说了会儿话后,看时间差不多了,季氏便去安排午膳,曲沁有心让妹妹在镇国公府的人前表现一番,便也让她跟着季氏去安排。

曲潋见不用陪在这里装模作样,自然是乐得轻松,很欢快地跟着母亲离开了。

谁知去厨房转了一圈,便被心疼她的母亲给赶走了,“外面热,别薰着了自己,你先回房歇息会儿,等会儿我让人叫你再过来。”

现在已经是五月下旬了,白天的京城若是没有冰,实在是热得紧,特别是室外,走了会儿便要汗水淋漓,到时候形象可不雅。

曲潋只得摸摸鼻子,很愉快地去偷懒了。

只是她刚走过回廊,便见到站在回廊下浓荫处的少年,一片清风绿影中,少年如玉的面容生动明朗,特别是脸上的笑容,更是连阳光都为之失色。

“潋妹妹!”纪凛叫道。

曲潋一看,便知道他是特地等在这儿了,再看看周围,根本没有下人在,便知道是特地安排的。如今他们算是有婚约的未婚夫妻,私下见面也算不得出格,长辈们多是睁只眼闭只眼,只要不做什么出格的事情,都不会太阻止。

从骆老夫人的寿辰时知道和他有婚约开始,曲潋面对他时便挺尴尬的,一时间不知道和他说什么好。
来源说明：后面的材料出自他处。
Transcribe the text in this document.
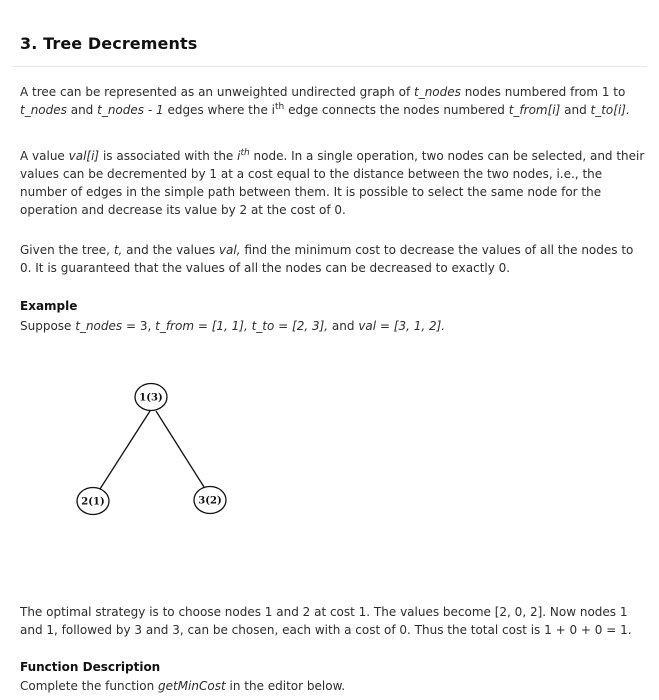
3. Tree Decrements

A tree can be represented as an unweighted undirected graph of t_nodes nodes numbered from 1 to t_nodes and t_nodes - 1 edges where the $i^{th}$ edge connects the nodes numbered t_from[i] and t_to[i].

A value val[i] is associated with the $i^{th}$ node. In a single operation, two nodes can be selected, and their values can be decremented by 1 at a cost equal to the distance between the two nodes, i.e., the number of edges in the simple path between them. It is possible to select the same node for the operation and decrease its value by 2 at the cost of 0.

Given the tree, t, and the values val, find the minimum cost to decrease the values of all the nodes to 0. It is guaranteed that the values of all the nodes can be decreased to exactly 0.

Example

Suppose t_nodes = 3, t_from = [1, 1], t_to = [2, 3], and val = [3, 1, 2].

1(3)
2(1)	3(2)

The optimal strategy is to choose nodes 1 and 2 at cost 1. The values become [2, 0, 2]. Now nodes 1 and 1, followed by 3 and 3, can be chosen, each with a cost of 0. Thus the total cost is 1 + 0 + 0 = 1.

Function Description

Complete the function getMinCost in the editor below.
只能说,纪凛曾经给她的印象太深刻了,纵使平时是个三好少年的模样,但那两次那种危险的感觉,已经烙在她心头,让她没办法轻易地接受。只是现在他们都有了婚约,不接受也得接受了。

曲潋有些认命。

“纪公子……”

“我的字是暄和,皇上所取的,你可是叫我暄和。”纪凛说道,他走上前,和她隔着栏杆,一双眼睛清亮明湛地看着她,说道:“其实我很久以前就想问你了,你是不是不记得当年在宣同府的事情了?”

“啊?”

见曲潋一脸诧异的模样,纪凛的神色顿时有些黯淡,“当年父亲去江南时,我也是跟着他一起去的,后来曲伯父受伤时,我和父亲便在宣同府衙逗留了些日子,我就是在那时候见到潋妹妹的。”

曲潋:“……”还是没印象肿么破?

纪凛的神色更失望了,看她的目光渐渐地有些变化,润泽如墨玉般的眼睛渐渐地变得深邃。

曲潋直觉有危险,赶紧道:“我有事先走了,纪公子请自便。”

说着,根本不理会他,拎着裙子疾步走了。走了几步路,为了确认他是不是跟着,还回头看了一眼,谁知正好看到倚在栏杆那儿望过来的少年,少年修长的身影背着阳光,神色有些晦涩不明,一时间仿佛连阳光也穿不透那种晦涩,让曲潋心跳莫名地加快,再也不敢细看,赶紧溜了。

碧春追在她身后,等回到房时,方喘着气道:“你跑什么?纪公子还在那里呢,多失礼啊!”

自从得知纪凛和她家姑娘是自幼定亲的未婚夫时,碧春对纪凛的印象完全改观,觉得当初在祝家时,纪凛的举动完全是出于给未婚妻送礼物,意义已经不一样了,所以自然也没了以往那种对纪凛的偏见。